Our finding that both queen and brood can reduce the number of eggs laid by workers, but only queens significantly affect oocyte size, suggests that these two reproductive processes are separately regulated by different physiological and neural pathways. Previous studies in solitary insects demonstrated that oviposition is controlled by distinct neural structures different from those that regulate ovary development, and while the former is more likely under direct innervation control, the latter is subject to neuroendocrine regulation (Meola and Lea, 1972; Mouton, 1971; Thomas and Mesnier, 1973). However, separate mechanisms regulating these processes have not been studied in detail in social insects. Our study highlights the importance of distinguishing between different aspects of reproduction and the regulatory mechanisms behind each of them. Ovary activation is a long-term physiological process involving metabolic activity and accompanied by a number of large-scale changes in an organism. Oviposition, however, is a behavioral phenomenon under CNS control. The fact that the brood on its own was capable of affecting oviposition and aggressive behavior but not ovary activation suggests that the effect of brood is limited to behavioral processes (releaser effects) but probably does not encompass other pathways regulating ovary activation over which the queen can exert an influence.

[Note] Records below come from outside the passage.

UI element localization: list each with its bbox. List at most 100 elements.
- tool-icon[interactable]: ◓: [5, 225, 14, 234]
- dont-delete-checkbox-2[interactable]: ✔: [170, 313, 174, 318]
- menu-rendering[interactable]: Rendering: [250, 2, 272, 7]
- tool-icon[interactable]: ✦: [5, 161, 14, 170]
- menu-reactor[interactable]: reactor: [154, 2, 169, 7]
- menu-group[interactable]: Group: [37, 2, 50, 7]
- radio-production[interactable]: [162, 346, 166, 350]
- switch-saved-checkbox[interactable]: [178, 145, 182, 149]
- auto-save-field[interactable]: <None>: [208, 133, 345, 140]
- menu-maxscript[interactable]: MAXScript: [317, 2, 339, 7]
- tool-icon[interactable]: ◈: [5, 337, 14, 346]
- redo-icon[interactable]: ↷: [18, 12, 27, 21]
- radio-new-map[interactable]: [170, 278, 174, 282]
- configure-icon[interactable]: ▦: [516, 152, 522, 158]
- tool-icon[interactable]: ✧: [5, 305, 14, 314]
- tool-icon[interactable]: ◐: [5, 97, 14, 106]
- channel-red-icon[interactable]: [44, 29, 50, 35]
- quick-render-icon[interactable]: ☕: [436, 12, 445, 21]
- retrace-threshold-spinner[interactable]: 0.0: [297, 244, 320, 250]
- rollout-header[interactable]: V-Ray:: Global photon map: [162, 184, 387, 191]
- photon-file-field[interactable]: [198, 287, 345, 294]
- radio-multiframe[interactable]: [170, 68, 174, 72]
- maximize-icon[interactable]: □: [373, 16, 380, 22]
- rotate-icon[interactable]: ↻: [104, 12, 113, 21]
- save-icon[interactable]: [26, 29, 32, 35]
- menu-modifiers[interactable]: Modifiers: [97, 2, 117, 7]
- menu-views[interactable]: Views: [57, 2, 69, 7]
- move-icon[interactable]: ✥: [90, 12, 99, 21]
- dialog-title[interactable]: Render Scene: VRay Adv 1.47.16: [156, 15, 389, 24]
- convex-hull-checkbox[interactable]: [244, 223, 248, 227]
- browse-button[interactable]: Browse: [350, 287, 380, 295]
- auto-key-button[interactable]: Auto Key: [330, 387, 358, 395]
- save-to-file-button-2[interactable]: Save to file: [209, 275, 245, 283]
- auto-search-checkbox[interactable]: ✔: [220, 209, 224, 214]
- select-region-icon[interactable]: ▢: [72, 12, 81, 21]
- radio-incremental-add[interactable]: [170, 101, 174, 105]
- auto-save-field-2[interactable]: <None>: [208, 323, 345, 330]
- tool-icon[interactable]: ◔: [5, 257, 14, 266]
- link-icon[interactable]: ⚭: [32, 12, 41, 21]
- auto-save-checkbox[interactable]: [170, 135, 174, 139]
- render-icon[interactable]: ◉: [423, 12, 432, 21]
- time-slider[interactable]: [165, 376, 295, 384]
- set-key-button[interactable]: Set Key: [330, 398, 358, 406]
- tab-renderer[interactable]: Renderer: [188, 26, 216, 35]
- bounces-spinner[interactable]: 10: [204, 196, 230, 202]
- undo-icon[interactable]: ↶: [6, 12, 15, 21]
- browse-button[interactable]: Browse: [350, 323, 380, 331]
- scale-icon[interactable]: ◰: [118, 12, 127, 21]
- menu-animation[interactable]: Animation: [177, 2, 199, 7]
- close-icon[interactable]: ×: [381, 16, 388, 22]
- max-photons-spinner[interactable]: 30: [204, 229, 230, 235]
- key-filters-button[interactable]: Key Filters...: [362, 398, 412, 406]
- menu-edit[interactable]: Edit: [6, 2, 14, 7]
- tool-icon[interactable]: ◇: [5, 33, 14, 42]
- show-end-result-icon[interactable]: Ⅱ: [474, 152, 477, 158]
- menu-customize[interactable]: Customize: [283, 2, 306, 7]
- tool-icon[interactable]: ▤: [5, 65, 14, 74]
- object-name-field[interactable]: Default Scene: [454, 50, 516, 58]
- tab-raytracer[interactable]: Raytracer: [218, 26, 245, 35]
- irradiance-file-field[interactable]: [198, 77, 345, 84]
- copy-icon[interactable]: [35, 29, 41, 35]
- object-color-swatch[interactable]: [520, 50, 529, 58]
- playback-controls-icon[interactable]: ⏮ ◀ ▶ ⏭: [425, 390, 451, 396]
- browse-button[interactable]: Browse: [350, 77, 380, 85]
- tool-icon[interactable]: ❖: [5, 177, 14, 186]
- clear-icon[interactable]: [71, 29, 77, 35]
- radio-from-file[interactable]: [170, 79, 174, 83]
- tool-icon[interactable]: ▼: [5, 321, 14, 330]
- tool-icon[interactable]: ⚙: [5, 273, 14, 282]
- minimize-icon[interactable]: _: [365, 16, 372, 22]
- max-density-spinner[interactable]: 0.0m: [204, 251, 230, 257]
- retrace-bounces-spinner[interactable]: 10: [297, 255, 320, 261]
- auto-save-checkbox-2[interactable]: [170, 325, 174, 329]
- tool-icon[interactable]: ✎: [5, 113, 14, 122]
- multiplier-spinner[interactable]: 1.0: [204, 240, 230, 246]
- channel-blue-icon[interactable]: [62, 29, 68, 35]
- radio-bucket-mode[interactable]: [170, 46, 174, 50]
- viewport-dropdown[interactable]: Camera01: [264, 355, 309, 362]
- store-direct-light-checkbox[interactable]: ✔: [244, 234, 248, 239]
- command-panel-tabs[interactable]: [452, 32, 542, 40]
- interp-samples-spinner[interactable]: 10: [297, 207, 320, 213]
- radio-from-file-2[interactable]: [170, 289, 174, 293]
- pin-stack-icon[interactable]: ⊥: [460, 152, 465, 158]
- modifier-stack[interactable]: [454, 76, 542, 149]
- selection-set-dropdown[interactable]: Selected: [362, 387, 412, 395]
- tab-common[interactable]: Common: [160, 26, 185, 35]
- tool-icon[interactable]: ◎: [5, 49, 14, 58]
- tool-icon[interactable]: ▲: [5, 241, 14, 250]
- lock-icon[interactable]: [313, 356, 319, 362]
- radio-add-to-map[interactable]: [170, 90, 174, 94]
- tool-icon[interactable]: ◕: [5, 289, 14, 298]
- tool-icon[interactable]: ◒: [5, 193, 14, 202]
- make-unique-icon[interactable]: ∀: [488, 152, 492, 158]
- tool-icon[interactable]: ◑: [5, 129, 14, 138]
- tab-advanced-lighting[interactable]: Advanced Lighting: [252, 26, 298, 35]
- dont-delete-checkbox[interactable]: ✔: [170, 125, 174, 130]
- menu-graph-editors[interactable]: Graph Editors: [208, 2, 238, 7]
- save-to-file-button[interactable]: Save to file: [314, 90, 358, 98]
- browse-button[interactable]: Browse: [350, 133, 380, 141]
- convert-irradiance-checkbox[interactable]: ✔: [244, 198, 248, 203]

Overall, our study sheds light on the synergetic and additive mechanisms of reproductive regulation and maintenance of social harmony in insect societies beyond queen semiochemicals and paves the way to further studies of multiple interacting factors involved in regulating worker reproduction. However, further research is required to understand other factors at play in this system that were not explored in the current study. These include the specific molecular pathways through which the queen and the brood act and the extent to which the queen herself might be influenced by her brood. We hope that our study will open the way for in-depth research of those questions.

We thank members of the Amsalem Lab for helpful discussions and critical reading of earlier drafts of the manuscript and two anonymous reviewers whose comments have greatly improved this manuscript.